His parents were Josephine Pizzurro and Michele Candela, a plasterer.

Rosario Candela traveled in 1906 in New York, but returned back to study in Sicily in 1909 and returned back to the United States.

The Columbia University took on Rosario and 1915 he received his degree in architecture. Then Candela initially worked briefly as a draftsman for the architect Gaetan Ajello born in Palermo. After another short interlude in the office of Frederick Sterner Candela in 1920 founded his own company. His first major commission was a house at the corner of West 92nd Street and Broadway. Over the next five years Candela designed a number of residential buildings on the Upper West Side.

His most important works created Candela in the second half of the 1920s, when he designed a number of residential buildings in the Upper East Side.
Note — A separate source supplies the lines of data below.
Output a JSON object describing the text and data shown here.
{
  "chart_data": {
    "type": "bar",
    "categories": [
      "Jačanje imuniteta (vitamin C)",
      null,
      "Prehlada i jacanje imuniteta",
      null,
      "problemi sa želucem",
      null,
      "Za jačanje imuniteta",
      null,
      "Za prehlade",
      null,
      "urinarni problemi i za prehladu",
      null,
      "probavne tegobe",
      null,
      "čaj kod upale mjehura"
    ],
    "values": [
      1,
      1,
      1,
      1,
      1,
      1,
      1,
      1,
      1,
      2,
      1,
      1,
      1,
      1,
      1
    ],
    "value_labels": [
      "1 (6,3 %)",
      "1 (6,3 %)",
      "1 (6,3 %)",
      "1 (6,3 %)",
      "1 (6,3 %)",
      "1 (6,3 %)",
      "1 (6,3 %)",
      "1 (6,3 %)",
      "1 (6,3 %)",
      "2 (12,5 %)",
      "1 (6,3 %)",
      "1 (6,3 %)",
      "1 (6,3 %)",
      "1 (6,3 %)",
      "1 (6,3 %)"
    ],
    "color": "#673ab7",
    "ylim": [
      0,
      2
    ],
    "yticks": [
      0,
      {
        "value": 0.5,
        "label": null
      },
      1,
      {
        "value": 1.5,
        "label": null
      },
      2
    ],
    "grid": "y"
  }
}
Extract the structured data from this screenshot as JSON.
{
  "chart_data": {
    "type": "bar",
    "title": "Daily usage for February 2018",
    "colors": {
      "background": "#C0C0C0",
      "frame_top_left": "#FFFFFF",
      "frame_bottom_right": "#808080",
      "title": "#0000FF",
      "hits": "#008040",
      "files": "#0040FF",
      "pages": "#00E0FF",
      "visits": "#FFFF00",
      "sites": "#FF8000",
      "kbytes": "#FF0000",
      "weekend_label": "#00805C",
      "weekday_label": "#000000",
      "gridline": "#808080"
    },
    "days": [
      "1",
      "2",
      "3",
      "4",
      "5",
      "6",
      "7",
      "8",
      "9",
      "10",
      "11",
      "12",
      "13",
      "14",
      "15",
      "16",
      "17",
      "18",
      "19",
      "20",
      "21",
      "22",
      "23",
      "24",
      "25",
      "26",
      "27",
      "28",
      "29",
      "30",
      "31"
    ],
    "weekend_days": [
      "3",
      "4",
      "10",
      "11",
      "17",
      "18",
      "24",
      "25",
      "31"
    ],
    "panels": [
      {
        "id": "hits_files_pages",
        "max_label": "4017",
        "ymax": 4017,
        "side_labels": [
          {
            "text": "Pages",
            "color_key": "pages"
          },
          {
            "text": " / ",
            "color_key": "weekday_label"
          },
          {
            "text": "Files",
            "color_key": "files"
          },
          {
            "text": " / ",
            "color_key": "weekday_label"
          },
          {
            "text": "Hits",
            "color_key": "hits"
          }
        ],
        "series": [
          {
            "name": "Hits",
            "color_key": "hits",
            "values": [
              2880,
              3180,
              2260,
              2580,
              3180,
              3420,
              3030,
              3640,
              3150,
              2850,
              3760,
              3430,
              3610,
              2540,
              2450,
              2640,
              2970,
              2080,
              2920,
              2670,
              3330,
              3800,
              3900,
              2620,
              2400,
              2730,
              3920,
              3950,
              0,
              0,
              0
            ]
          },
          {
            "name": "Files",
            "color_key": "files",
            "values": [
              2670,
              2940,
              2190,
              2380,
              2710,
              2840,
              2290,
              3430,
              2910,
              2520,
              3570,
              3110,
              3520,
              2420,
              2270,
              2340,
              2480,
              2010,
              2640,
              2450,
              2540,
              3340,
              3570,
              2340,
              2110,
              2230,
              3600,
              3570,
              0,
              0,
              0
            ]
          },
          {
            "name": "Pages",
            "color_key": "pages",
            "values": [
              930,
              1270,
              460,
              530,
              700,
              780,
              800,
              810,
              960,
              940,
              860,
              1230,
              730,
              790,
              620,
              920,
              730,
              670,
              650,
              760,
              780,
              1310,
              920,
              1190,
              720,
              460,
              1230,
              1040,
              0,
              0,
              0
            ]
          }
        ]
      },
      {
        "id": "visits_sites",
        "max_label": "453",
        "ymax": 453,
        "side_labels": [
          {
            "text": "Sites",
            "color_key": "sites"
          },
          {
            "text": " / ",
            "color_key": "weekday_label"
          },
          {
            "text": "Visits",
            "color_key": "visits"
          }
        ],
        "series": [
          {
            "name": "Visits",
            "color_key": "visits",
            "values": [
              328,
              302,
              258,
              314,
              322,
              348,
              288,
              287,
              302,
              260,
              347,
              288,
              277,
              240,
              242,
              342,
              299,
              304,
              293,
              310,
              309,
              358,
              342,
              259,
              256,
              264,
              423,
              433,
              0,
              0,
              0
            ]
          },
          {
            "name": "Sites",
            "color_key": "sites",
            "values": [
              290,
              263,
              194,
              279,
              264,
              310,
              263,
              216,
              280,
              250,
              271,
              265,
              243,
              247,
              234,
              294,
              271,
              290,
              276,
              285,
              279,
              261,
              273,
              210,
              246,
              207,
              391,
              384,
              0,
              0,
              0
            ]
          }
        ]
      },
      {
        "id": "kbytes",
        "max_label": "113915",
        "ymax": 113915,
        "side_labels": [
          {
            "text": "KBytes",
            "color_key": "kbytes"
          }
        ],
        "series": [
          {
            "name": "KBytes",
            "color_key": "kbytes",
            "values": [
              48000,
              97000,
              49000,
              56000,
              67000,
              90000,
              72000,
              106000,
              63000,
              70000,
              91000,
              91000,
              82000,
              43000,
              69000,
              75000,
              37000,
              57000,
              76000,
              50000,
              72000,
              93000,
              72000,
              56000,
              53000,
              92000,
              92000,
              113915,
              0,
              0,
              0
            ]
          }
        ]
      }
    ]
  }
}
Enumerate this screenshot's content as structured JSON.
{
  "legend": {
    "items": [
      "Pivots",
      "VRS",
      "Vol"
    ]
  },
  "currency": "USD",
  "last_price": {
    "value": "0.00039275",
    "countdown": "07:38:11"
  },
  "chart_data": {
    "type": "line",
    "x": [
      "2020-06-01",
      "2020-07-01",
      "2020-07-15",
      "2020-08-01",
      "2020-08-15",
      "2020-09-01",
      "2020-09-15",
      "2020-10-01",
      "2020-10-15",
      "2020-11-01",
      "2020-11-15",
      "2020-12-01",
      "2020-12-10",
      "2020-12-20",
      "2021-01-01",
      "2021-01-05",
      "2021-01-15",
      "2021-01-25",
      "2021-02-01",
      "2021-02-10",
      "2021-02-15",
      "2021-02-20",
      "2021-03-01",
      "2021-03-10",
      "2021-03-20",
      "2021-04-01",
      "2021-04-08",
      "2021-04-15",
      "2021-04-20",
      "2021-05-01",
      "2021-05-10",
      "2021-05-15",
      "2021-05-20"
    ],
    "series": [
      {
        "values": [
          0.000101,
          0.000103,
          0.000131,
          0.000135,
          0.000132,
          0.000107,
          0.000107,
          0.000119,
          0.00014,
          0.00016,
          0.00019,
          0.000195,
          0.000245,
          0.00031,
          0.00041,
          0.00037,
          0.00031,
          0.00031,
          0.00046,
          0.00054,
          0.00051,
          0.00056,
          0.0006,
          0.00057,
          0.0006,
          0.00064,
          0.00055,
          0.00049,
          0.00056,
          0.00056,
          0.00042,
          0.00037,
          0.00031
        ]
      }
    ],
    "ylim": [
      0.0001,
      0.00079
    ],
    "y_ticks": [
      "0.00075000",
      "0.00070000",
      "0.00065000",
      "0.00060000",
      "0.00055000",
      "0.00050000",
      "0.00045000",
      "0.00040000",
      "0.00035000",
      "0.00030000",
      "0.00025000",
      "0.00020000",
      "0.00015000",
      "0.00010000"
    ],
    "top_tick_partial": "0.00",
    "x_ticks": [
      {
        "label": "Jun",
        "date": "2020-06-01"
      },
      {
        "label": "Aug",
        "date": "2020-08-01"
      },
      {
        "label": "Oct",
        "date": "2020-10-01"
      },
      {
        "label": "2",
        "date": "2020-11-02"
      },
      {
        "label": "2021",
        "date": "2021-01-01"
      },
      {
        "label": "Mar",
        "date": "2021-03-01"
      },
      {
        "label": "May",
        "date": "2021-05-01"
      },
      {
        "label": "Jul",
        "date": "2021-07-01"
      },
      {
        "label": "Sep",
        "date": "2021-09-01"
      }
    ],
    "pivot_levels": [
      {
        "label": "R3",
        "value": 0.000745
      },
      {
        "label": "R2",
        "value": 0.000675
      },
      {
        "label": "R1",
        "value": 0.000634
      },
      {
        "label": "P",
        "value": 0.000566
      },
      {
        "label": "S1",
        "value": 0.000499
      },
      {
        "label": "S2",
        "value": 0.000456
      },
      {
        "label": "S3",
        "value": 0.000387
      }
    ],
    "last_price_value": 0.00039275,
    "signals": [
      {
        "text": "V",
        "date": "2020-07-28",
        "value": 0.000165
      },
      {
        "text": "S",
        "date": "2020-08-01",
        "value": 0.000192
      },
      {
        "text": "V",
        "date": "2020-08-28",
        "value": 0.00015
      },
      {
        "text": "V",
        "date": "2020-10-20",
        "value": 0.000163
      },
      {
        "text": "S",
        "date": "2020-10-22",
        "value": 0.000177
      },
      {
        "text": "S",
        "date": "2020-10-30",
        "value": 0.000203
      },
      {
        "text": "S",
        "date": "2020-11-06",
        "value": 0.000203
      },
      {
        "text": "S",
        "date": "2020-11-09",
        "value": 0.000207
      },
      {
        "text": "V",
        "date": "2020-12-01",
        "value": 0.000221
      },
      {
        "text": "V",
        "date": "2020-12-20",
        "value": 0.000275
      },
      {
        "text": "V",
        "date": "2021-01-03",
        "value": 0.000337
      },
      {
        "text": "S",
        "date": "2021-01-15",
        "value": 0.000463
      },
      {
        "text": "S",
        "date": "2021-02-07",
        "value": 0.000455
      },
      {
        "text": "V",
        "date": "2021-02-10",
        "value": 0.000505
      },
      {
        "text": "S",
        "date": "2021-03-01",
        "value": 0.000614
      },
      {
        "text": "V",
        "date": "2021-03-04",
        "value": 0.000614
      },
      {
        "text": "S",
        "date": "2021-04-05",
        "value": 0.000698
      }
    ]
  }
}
In the 1929 stock market crash were completed by 27 drafts only 12, including the buildings 740, 770 and 778 Park Avenue and 834 Fifth Avenue and 1040.

Works

  • Rosario Candela: The Military Cipher of Commandant Bazeries - An Essay in Decrypting. Cardanus Press, New York 1938.
  • Rosario Candela: isomorphism and Its Applications in cryptanalytics. Cardanus Press, New York 1946.